1777-01-01, de Voltaire [François Marie Arouet] à Charles Augustin Feriol, comte d'Argental.

Ne criez pas tant, messieurs, il y a longtemps que votre dîner est prêt, mais je n'ai pas osé le servir sur table, et même encore aujourd'hui je tremble de vous faire très mauvaise chère: il n'y a que trois services.
Je m'étais imaginé qu'en les donnant a dîner, et les trois actes assez plaisants et assez intéressants, à mon gré, du droit du seigneur, à souper, cela pourrait vous amuser quelque jour. Il est vrai que la peur m'a pris quand j'ai relu ma petite drôlerie tragique; et ma peur a été si grand que je ne voulais pas montrer cet abrégé de tragédie à made Denis. Hier j'ai surmonté mon dégoût et ma crainte; je lui ai donné la pièce à lire, elle a pleuré, et cela m'a rassuré. Quand je dis rassuré, ce n'est pas auprès du parterre; car vous savez qu'à présent notre ville est divisée en factions. J'ai contre moi le parti anglais, le parti juif, le parti dévot, tous les auteurs, tous les journalistes, et dieu sait quelle joie quand toute cette canaille se réunira pour siffler un vieux fou qui dans sa quatre-vingt-troisième année abandonne toutes ses affaires pour donner un embryon de tragédie au public. Je suis assez fat pour croire que le rôle de mon impératrice est très honnête, très touchant, et même si on veut assez théâtral. Mais où mon gros abbé Mignot a-t-il pêché que le style est dans le goût de Semiramis et de Mahomet? Je vous jure qu'il n'en est rien, je ne le crois pas rampant, mais je le crois beaucoup plus approchant du naïf que du sublime. C'est un combat éternel de l'amour et de la vertu. Le fond de l'étoffe est agréable, mais elle ne peut pas être nuancée.
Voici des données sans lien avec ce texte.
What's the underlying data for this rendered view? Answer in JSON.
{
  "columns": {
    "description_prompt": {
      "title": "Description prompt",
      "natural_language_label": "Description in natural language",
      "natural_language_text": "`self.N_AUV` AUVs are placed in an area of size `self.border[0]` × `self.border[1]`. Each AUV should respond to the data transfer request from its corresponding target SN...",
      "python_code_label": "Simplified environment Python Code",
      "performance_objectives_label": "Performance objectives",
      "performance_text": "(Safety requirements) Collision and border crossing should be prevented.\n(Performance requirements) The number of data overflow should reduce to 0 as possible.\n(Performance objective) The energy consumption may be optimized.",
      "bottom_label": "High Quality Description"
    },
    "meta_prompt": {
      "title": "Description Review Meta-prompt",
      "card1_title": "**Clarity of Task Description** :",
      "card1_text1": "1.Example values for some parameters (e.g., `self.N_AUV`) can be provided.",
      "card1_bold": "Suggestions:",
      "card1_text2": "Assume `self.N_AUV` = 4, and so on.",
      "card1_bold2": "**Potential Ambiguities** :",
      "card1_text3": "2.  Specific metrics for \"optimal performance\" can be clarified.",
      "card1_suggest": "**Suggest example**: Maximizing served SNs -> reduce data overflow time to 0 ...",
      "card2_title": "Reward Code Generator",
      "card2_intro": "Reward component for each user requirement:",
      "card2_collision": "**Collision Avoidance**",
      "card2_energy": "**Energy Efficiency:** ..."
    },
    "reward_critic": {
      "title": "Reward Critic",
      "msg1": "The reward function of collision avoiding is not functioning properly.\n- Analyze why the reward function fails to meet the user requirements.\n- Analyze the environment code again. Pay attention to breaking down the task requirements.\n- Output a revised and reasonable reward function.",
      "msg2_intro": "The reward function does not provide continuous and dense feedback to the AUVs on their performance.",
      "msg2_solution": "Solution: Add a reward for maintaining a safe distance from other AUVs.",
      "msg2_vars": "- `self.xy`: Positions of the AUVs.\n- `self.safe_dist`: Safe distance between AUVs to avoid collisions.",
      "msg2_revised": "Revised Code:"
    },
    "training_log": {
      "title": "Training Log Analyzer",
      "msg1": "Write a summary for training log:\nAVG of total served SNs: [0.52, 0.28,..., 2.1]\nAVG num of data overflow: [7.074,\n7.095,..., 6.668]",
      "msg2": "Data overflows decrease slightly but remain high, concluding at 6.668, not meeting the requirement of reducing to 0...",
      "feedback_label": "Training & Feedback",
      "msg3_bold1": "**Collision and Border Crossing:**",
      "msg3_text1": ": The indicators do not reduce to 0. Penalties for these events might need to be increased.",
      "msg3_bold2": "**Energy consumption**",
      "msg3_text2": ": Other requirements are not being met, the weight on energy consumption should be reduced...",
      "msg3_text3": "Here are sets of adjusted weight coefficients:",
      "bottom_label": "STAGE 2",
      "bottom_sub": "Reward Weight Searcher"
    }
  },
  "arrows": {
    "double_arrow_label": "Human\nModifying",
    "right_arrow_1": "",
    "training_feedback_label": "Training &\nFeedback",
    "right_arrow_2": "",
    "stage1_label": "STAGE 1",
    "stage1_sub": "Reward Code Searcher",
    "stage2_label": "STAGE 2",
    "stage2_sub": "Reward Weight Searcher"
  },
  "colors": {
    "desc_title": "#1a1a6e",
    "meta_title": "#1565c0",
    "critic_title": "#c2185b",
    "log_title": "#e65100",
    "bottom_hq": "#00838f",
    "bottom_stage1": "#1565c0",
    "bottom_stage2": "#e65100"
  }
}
Je doute fort après tout ce qui me revient sur madelle St Val, que mon impératrice soit digne de ses talents. Et puis quand cette grande actrice voudrait se charger du rôle; quand le Kain voudrait jouer le rôle de ce qu'on appelle l'amoureux; quand Brisart voudrait jouer le père, qui, par parenthèse, est un moine; enfin, quand tous les comédiens seraient d'accord, comment pourrait on s'y prendre pour donner au public cet ouvrage malgré les lois fondamentales de la comédie, qui veulent que chaque pièce passe à son rang? Les comédiens ont je crois encore quarante comédies à faire tomber avant moi. Il faudrait que je vécusse jusqu'à quatre-vingt-dix ans pour trouver place.

Vous sentez bien que la personne qui m'offre une place dans sa loge, me fait quelque honneur et quelque plaisir. Je ne suis point ingrat; je me sens même beaucoup d'inclination pour cette personne; mais je vous supplie de considérer que j'ai perdu les yeux, les oreilles, les jambes, les dents, la langue, et qu'il n'y a pas moyen que j'aille me montrer parmi des jeunes gens. Très sérieusement, mon cher ange, je n'en peux plus. Si je m'allais mettre dans une loge de la Comédie, on me prendrait pour un des spectres de Shakespear. Ne dites point, je vous en prie, que je n'ai que quatre-vingt-deux ans; c'est une calomnie cruelle. Quand il serait vrai selon un maudit extrait baptistaire que je fusse né en 1694 au mois de 9bre, il faudrait toujours m'accorder que je suis dans ma 83e année. Vous me direz que 83 ne me sauveront pas plus que 82 de la rage des barbares qui me persécutent; cependant ma remarque subsiste (comme dit Dacier). Tout ce que je sais c'est que si j'en avais quatre-vingt treize je vous aimerais autant qu'à trente. La lie de mon vin vous appartient comme la mère goutte et mon coeur est tout jeune quand je pense à vous.

Je vous souhaite la bonne année, mon cher ange, les années heureuses sont faites pour vous.